DRMacIver's Notebook

Rejection Sampling in Hypothesis

Rejection Sampling in Hypothesis

(This post assumes you know roughly how Hypothesis does test-case reduction and generation. See our ECOOP paper for a high level explanation)

Suppose you have some generator base and you want to sample from it conditionally. In Hypotheis you can do this with base.filter(condition).

Conceptually, this does rejection sampling, which works roughly like this:

class Filtered:
    def __init__(self, base, condition):
        self.__base = base
        self.__condition = condition

    def do_draw(self, data):
        while True:
            attempt = data.draw(self.__base)
            if self.__condition(attempt):
                return attempt

That is, we’re attempting to draw from the conditional distribution of values that come from base that satisfy condition and we do this by repeatedly drawing values from it until one satisfies the condition.

This has a couple of problems:

  1. The underlying choice sequence contains a lot of probably useless garbage - we made a bunch of choices in each iteration of the loop when drawing from the base (and possibly even when calling the condition! This is allowed), and these are probably all irrelevant.
  2. These loops are potentially very long, especially if the condition is hard or impossible to satisfy.

We adopt the following heuristic approach to deal with the second problem:

class Filtered:
    ...

    def do_draw(self, data):
        for _ in range(3):
            attempt = data.draw(self.__base)
            if self.__condition(attempt):
                return attempt
        data.mark_invalid()

That is, we terminate all rejection sampling at three iterations - it may well be possible to proceed from there, but if so we have a chance at trying again at the next generation, and spending longer seems largely not worth it.

(Why three you ask?

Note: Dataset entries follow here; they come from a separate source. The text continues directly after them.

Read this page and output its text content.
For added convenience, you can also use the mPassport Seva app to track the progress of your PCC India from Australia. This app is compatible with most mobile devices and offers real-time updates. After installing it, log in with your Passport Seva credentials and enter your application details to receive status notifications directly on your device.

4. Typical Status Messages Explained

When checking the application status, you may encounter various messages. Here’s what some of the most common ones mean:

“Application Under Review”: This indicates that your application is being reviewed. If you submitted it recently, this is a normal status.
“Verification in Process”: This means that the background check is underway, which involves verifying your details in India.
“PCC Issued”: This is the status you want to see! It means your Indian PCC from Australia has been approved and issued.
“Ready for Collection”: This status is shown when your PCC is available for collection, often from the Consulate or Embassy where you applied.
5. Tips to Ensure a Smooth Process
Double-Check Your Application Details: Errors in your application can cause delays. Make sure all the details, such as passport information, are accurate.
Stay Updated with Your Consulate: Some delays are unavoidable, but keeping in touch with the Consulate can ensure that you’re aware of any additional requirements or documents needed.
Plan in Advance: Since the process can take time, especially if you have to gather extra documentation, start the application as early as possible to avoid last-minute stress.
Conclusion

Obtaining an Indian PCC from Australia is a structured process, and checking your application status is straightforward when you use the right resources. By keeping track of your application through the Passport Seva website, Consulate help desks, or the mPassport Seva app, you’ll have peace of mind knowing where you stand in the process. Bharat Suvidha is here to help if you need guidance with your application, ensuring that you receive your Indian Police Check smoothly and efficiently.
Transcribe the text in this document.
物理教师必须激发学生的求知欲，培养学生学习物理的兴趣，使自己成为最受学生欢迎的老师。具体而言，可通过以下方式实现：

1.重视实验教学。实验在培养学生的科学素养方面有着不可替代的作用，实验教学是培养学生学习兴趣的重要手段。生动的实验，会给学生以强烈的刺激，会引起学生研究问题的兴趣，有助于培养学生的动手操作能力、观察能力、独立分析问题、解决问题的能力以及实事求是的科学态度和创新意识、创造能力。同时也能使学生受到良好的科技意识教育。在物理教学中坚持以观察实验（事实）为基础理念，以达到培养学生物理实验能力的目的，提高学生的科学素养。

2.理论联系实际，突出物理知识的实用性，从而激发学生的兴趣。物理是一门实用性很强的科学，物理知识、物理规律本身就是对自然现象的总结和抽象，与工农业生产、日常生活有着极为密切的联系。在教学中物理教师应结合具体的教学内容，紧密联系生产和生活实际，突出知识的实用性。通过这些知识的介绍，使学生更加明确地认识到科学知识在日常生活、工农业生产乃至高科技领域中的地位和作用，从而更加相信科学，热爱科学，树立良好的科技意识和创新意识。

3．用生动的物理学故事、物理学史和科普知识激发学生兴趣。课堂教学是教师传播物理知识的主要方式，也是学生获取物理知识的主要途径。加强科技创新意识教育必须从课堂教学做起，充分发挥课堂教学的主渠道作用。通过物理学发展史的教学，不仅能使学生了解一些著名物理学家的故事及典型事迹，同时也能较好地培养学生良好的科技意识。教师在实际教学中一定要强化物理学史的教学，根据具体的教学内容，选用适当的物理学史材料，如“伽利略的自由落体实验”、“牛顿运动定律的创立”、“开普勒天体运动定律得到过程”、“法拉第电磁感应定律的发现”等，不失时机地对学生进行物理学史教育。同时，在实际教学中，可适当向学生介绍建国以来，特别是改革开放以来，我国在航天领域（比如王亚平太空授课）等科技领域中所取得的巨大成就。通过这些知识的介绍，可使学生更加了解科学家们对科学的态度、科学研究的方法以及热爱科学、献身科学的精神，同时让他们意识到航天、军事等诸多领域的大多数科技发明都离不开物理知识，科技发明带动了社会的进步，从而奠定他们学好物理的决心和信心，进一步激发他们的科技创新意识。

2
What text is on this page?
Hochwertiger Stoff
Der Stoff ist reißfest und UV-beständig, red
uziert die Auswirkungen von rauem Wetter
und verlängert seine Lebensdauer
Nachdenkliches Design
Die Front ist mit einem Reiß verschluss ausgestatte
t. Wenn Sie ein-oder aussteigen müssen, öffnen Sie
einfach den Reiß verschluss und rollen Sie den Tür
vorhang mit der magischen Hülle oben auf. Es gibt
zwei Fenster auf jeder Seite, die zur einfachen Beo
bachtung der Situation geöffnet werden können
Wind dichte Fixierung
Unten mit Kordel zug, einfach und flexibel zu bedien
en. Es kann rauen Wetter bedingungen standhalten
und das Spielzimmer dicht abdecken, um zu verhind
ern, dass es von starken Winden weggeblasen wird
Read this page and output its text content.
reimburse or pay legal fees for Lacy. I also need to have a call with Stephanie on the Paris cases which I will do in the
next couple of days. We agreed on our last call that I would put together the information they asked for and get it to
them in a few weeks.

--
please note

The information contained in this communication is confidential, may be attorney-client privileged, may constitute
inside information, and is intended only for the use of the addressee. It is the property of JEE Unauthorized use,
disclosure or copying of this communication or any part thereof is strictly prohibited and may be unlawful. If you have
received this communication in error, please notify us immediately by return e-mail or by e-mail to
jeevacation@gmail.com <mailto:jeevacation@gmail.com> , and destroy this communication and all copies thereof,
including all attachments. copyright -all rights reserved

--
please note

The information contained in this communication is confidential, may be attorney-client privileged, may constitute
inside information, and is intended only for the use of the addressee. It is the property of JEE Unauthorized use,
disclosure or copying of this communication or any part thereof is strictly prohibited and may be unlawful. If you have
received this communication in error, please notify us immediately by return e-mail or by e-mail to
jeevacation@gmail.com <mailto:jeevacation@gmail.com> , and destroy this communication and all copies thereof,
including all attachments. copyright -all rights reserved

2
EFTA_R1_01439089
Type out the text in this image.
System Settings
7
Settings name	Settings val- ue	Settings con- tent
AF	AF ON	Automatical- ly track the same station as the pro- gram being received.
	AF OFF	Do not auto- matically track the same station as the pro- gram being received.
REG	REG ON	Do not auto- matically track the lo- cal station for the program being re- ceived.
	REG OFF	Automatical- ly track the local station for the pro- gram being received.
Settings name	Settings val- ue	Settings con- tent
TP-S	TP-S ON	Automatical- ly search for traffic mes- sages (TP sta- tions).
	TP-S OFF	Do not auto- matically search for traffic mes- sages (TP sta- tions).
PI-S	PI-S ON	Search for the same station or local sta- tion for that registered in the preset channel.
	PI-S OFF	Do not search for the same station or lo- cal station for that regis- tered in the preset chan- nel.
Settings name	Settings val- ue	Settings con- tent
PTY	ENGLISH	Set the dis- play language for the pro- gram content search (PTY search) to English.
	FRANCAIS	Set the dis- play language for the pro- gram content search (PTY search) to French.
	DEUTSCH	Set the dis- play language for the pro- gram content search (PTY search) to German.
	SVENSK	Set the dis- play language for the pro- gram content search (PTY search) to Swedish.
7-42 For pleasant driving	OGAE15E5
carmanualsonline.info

Well, let me ask you a better question: Why not three?)

(That is to say, no good reason. It’s a fairly arbitrarily chosen number that seems to work OK)

The first problem we have a slightly more principled way to deal with: We want to be able to reduce the choice sequence by removing all the redundant draws.

(This is made slightly more complicated by the fact that the draws might not be redundant - Hypothesis generators are allowed to have side effects, such as inserting rows into a database, so it’s possible for a filtered generator to do important work in the initial loops).

Assuming for the moment that condition does not make any choices (which it mostly won’t, and we’re not that fussed about producing worse results if it does) this is actually relatively easy: The boundaries of the draw call are marked on the choice sequence, and the reducer can try deleting that region of the choice sequence. This allows it to delete the early iterations of the loop, resulting in an effect where in a reduced choice sequence we just get implausibly lucky and always satisfy the condition first time.

We can, and do (although it turns out this got silently broken at some point and I fixed it as a result of writing this blog post), speed this up further by adding special boundary markers that indicate that the region is probably irrelevant. This looks like the following:

class Filtered:
    ...

    def do_draw(self, data):
        for _ in range(3):
            data.start_example(FILTER_LABEL)
            attempt = data.draw(self.__base)
            if self.__condition(attempt):
                data.stop_example()
                return attempt
            data.stop_example(discard=True)
        data.mark_invalid()

The reason this helps is that we can gather together all regions of the choice sequence that have been marked as discarded and attempt to delete them simultaneously. This will, usually, work. In particular it allows us to make all filtered generators implausibly lucky simultaneously with one call.

This kind of annotation of the choice sequence with useful information about common patterns in generation is often quite helpful for Hypothesis’s test-case reduction. I think a lot of it is not that necessary any more, but this distinction between used and discarded regions seems to help a great deal and often allows for some significant performance improvements during reduction.